Monday, 19 March 2007

The 'unconsciousness' that we seem to experience in sleep

On pages 329-330 of the present e-book version of Happiness and the Art of Being there are two paragraphs in which I write:

Though in our present waking state we mistake the seeming 'unconsciousness' of sleep to be merely an unconsciousness of our body and the world, in sleep we do not think 'I am unconscious of my body and the world'. Only in the waking state do we think 'In sleep I was unconscious of my body and the world'. That which thinks thus is our mind, but since our mind was not present in sleep, it cannot accurately tell us what our experience in sleep actually was.

All we can now say about sleep is that, though we knew 'I am' in that state, it was nevertheless a state of seeming darkness, ignorance or lack of clarity. That seeming lack of clarity is the 'unconsciousness' that we experience in sleep. But what actually is that seeming lack of clarity? About what is it that we lack clarity in sleep? Only about our real self, the real nature of our essential consciousness 'I am'. In sleep we know that we are, yet we lack clarity about what we are. Therefore the seeming 'unconsciousness' of sleep is actually only our lack of clarity of true self-knowledge, our so-called 'forgetfulness' of our real self. If our real self, our essential consciousness 'I am', were not obscured by the veil of our self-forgetfulness, sleep would be a state of perfectly clear self-knowledge.
While finally checking all the changes that I have made when revising Happiness and the Art of Being in preparation for its forthcoming publication in print, I decided today to expand the explanation given in these two paragraphs as follows:

Though in our present waking state we mistake the seeming 'unconsciousness' that we experienced in sleep to be merely an unconsciousness of our body and the world, in sleep we did not actually know or think 'I am unconscious of my body and the world'. Only in waking and dream do we think 'In sleep I was unconscious of my body and the world'. That which thinks thus is our mind, but since our mind was not present in sleep, it cannot accurately tell us what our experience in sleep actually was.

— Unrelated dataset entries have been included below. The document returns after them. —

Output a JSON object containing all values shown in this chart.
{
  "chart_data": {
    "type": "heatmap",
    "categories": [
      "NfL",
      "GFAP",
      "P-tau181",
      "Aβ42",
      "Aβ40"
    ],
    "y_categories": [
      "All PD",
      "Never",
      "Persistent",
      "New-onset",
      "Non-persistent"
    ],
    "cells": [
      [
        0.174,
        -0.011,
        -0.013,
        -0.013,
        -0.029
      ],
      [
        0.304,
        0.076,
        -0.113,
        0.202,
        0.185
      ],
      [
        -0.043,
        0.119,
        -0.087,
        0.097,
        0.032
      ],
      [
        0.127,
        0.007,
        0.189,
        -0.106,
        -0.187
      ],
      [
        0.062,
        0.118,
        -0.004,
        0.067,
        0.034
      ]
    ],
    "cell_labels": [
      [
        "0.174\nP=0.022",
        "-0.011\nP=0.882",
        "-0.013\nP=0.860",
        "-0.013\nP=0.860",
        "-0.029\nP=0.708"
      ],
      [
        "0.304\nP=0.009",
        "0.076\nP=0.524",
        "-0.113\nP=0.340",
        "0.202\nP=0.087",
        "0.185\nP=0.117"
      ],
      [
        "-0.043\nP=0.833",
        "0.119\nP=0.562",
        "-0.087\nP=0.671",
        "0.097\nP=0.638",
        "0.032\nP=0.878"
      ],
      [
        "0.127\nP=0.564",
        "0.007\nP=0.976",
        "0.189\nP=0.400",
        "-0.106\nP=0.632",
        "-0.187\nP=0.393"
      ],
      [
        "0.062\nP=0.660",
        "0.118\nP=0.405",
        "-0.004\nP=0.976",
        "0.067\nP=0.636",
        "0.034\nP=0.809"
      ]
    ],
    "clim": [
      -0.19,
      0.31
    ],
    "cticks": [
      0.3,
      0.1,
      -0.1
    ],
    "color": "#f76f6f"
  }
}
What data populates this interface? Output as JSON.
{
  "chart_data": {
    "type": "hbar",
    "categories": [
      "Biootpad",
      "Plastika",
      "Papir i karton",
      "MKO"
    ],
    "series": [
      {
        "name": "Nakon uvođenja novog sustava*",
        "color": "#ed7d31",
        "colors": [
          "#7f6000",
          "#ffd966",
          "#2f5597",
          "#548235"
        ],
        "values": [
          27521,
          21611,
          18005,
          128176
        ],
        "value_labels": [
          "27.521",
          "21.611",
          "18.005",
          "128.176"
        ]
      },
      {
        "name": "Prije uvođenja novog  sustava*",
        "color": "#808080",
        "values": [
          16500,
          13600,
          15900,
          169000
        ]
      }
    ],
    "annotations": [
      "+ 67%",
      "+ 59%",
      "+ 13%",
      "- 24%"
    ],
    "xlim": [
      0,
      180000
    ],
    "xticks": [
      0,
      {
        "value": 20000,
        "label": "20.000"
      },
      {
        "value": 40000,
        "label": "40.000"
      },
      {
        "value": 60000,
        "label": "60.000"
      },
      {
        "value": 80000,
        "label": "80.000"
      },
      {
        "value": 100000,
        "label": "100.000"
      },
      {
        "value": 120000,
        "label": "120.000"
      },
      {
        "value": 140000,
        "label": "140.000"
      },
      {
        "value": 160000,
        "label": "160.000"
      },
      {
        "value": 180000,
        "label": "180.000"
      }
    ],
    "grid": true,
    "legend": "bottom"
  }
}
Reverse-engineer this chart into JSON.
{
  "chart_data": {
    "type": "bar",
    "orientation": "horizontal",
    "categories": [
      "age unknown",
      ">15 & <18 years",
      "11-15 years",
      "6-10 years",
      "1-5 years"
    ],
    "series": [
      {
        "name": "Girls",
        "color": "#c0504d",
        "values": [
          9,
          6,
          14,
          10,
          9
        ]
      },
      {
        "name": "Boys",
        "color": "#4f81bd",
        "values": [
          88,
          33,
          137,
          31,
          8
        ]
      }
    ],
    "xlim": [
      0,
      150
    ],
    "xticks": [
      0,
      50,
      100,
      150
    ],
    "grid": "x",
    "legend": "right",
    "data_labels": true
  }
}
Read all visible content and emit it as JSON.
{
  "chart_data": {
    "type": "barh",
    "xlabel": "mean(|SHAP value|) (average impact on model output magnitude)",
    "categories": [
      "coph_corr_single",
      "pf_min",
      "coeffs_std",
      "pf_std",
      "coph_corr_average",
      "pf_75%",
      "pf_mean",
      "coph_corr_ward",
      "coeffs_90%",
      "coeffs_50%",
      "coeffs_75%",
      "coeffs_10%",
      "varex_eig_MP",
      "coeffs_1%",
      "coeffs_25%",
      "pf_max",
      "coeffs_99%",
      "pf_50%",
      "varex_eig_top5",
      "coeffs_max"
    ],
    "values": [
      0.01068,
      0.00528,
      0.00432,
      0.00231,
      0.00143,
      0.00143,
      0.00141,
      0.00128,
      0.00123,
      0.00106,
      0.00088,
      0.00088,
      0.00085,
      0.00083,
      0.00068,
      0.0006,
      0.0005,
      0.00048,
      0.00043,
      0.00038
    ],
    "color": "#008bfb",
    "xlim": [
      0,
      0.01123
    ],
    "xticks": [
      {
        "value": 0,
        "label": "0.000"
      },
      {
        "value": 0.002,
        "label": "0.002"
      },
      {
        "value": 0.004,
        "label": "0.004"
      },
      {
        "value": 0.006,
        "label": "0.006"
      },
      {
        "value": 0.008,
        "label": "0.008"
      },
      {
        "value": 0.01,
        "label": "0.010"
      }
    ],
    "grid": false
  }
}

All we can now say about sleep is that, though we knew 'I am' in that state, it nevertheless appears to us now to be a state of seeming darkness, ignorance or lack of clarity. That seeming lack of clarity is the 'unconsciousness' that we appear to have experienced in sleep. But what actually is that seeming lack of clarity? About what is it that we seem to have lacked clarity in sleep?

Since no body or world existed in sleep, to say that we were unconscious of them is misleading. Saying that in sleep we were unconscious of our body and this world is like saying that in our present waking state we are unconscious of the body and world that appeared to exist in a dream. Since any body or world that we experience, whether in waking or in dream, is only an imagination — a collection of thoughts or mental images that appears only in our own mind — saying that we were unconscious of them in sleep is in effect saying that we were unconscious of our thoughts in sleep.

We could say that we are unconscious of our thoughts in sleep only if we actually had any thoughts in that state. When we say that we are unconscious of something, it implies that that thing actually exists, or at least appears to exist. Since in sleep we only experienced our own essential self-conscious being, 'I am', we have no reason to believe that anything other than that actually existed in that state.

Therefore the clarity of knowledge that we seem to have lacked in sleep can only be a clarity concerning what actually existed in that state, namely our own real self-conscious being. In other words, the 'unconsciousness' that we now imagine that we experienced in sleep is only our seeming lack of clear self-knowledge — our seeming lack of clarity concerning the real nature of our essential consciousness 'I am'.

In sleep we know that we are, yet we seem to lack a clear knowledge of what we are. Therefore the seeming darkness of sleep, which in our present waking state we mistake to be merely an 'unconsciousness' of the body and world that we are now experiencing, is actually just our lack of clarity of true self-knowledge — our so-called 'forgetfulness' or 'ignorance' of our own real self. If our real self, which is our essential consciousness 'I am', were not seemingly obscured by the veil of our self-forgetfulness or self-ignorance, sleep would be a state of perfectly clear self-knowledge.

3 comments:

Edward said...

In sleep we do not know we are, we just are. If by being you mean knowing then we know. It is the fact of being which is what we are, not the experience of being.

speaking without speaking said...

Edward,
being,
the fact of being and
the experience of being are one and the same.
At least that terms are synonyms but not antonyms.

speaking without speaking said...

Our so-called 'self-forgetfulness' or 'self-ignorance' does not exist in sleep but seems to exist only in waking and dream state.